30 June 2019
When the sky is tangerine in your Edmonton garden and your daughter’s cityscape from Kuala Lumpur is clear, you know you have arrived in the present.
When your now adult child wings her way across an ocean, lands in Shanghai and then takes off again for a more distant destination, the concept of helicopter parenting becomes far fetched.
I download WhatsApp. And hope for the best.
She lands. And we chat. Then she is off.
And I struggle to think about my own months of early travels across continents. Celebrating 21 in Bamako or was it on a ship en route to Marseille? My letters home from Africa and Europe went unanswered. I never knew why. Was it just that the trip seemed so far away? The timeline of letters too remote?

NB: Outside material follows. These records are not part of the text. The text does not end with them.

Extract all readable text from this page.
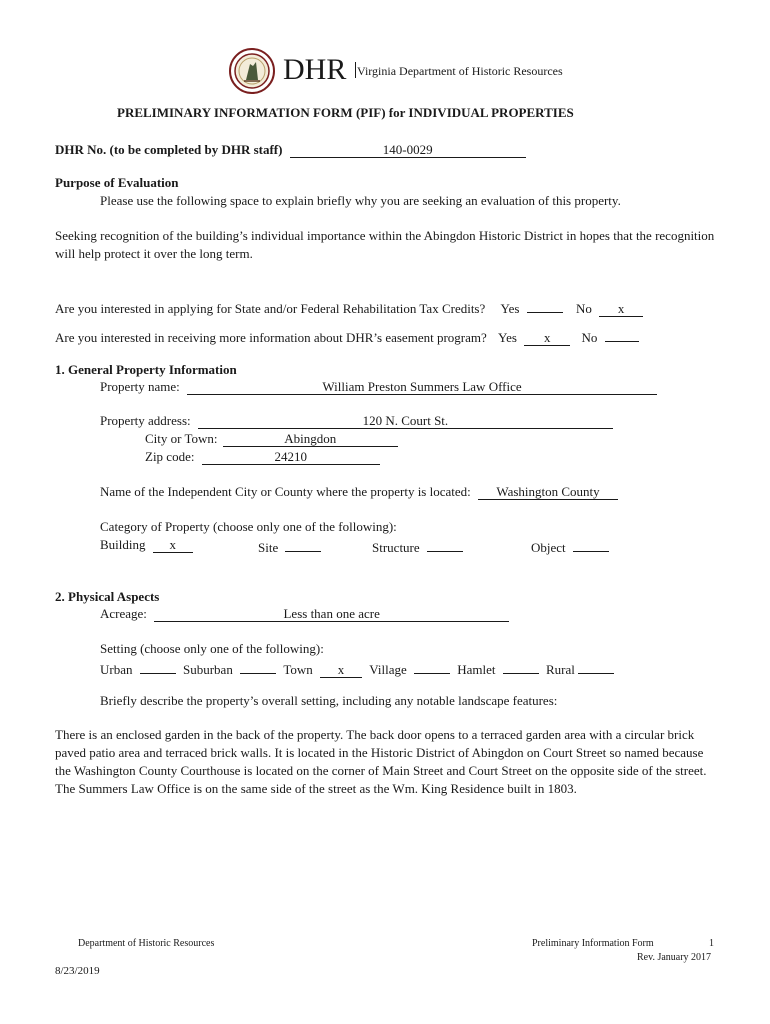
DHR Virginia Department of Historic Resources
PRELIMINARY INFORMATION FORM (PIF) for INDIVIDUAL PROPERTIES
DHR No. (to be completed by DHR staff)	140-0029
Purpose of Evaluation
Please use the following space to explain briefly why you are seeking an evaluation of this property.
Seeking recognition of the building’s individual importance within the Abingdon Historic District in hopes that the recognition will help protect it over the long term.
Are you interested in applying for State and/or Federal Rehabilitation Tax Credits? Yes	No x
Are you interested in receiving more information about DHR’s easement program? Yes x No
1. General Property Information
Property name:	William Preston Summers Law Office
Property address:	120 N. Court St.
City or Town:	Abingdon
Zip code:	24210
Name of the Independent City or County where the property is located: Washington County
Category of Property (choose only one of the following):
Building x	Site	Structure	Object
2. Physical Aspects
Acreage:	Less than one acre
Setting (choose only one of the following):
Urban	Suburban	Town x Village	Hamlet	Rural
Briefly describe the property’s overall setting, including any notable landscape features:
There is an enclosed garden in the back of the property. The back door opens to a terraced garden area with a circular brick paved patio area and terraced brick walls. It is located in the Historic District of Abingdon on Court Street so named because the Washington County Courthouse is located on the corner of Main Street and Court Street on the opposite side of the street. The Summers Law Office is on the same side of the street as the Wm. King Residence built in 1803.
Department of Historic Resources	Preliminary Information Form	1
Rev. January 2017
8/23/2019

Today the mother in me asks myself why I would or how I could ever feign disengagement from such a journey?
Last night my daughter and I communicate through time zones, launching ourselves boomerang-like between tomorrow and today. Fourteen long hours trip between here and there as we traverse several continents in an instant.

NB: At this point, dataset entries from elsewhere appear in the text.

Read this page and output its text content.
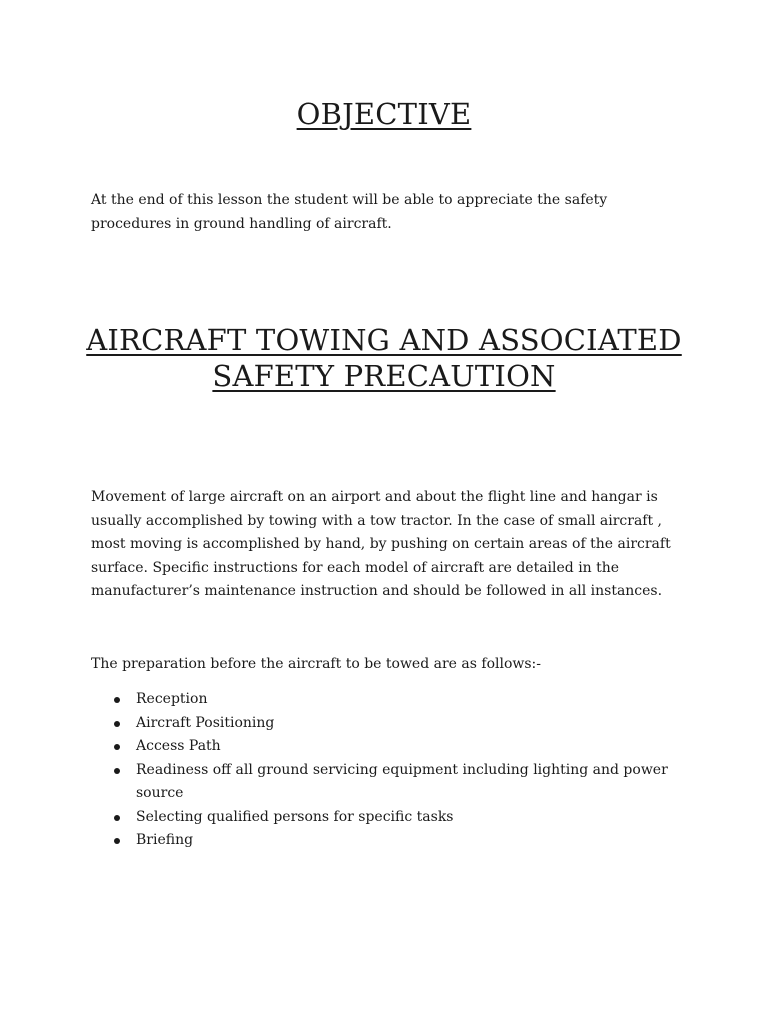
OBJECTIVE

At the end of this lesson the student will be able to appreciate the safety procedures in ground handling of aircraft.

AIRCRAFT TOWING AND ASSOCIATED
SAFETY PRECAUTION

Movement of large aircraft on an airport and about the flight line and hangar is usually accomplished by towing with a tow tractor. In the case of small aircraft , most moving is accomplished by hand, by pushing on certain areas of the aircraft surface. Specific instructions for each model of aircraft are detailed in the manufacturer’s maintenance instruction and should be followed in all instances.

The preparation before the aircraft to be towed are as follows:-

Reception
Aircraft Positioning
Access Path
Readiness off all ground servicing equipment including lighting and power source
Selecting qualified persons for specific tasks
Briefing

My friend Constance tries to calm my nerves: “a Buddhist women told us years ago in Japan, in answer to a mother’s worry about her young son, that a mother’s love should be like silk thread from a silk worm, so soft it can’t be felt but so strong it can’t be broken.”

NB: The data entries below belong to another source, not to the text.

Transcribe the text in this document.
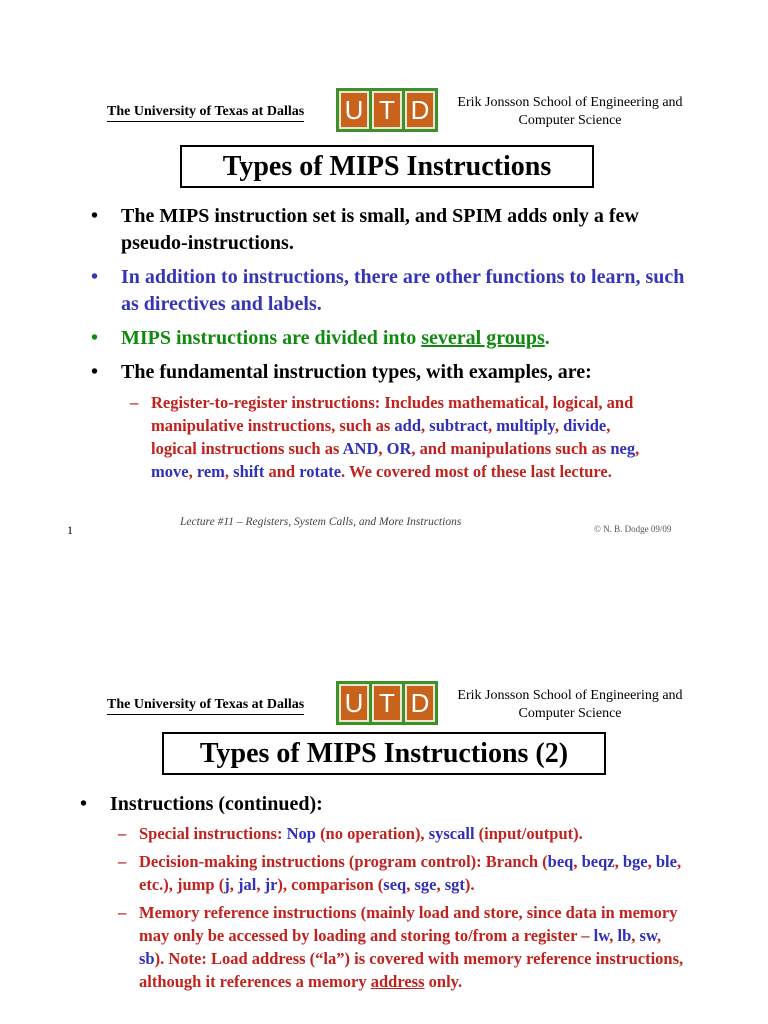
The University of Texas at Dallas U T D	Erik Jonsson School of Engineering and
Computer Science
Types of MIPS Instructions
• The MIPS instruction set is small, and SPIM adds only a few pseudo-instructions.
• In addition to instructions, there are other functions to learn, such as directives and labels.
• MIPS instructions are divided into several groups.
• The fundamental instruction types, with examples, are:
– Register-to-register instructions: Includes mathematical, logical, and manipulative instructions, such as add, subtract, multiply, divide, logical instructions such as AND, OR, and manipulations such as neg, move, rem, shift and rotate. We covered most of these last lecture.
1
Lecture #11 – Registers, System Calls, and More Instructions
© N. B. Dodge 09/09
The University of Texas at Dallas U T D	Erik Jonsson School of Engineering and
Computer Science
Types of MIPS Instructions (2)
• Instructions (continued):
– Special instructions: Nop (no operation), syscall (input/output).
– Decision-making instructions (program control): Branch (beq, beqz, bge, ble, etc.), jump (j, jal, jr), comparison (seq, sge, sgt).
– Memory reference instructions (mainly load and store, since data in memory may only be accessed by loading and storing to/from a register – lw, lb, sw, sb). Note: Load address (“la”) is covered with memory reference instructions, although it references a memory address only.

Tant pis. I am a silk worm’s dead giveaway- a maternal felt sense communicated in thumb-printed pre-dawn apprehensive chat. If I could miniaturize my anxious self into the size of a bit in the WhatsApp universe and transport my invisible body to the Malaysian airport where she awaits her ride to her new home for six weeks, I would. But that would be helicoptering by remote control – and only a guilty mother would admit to such dreams.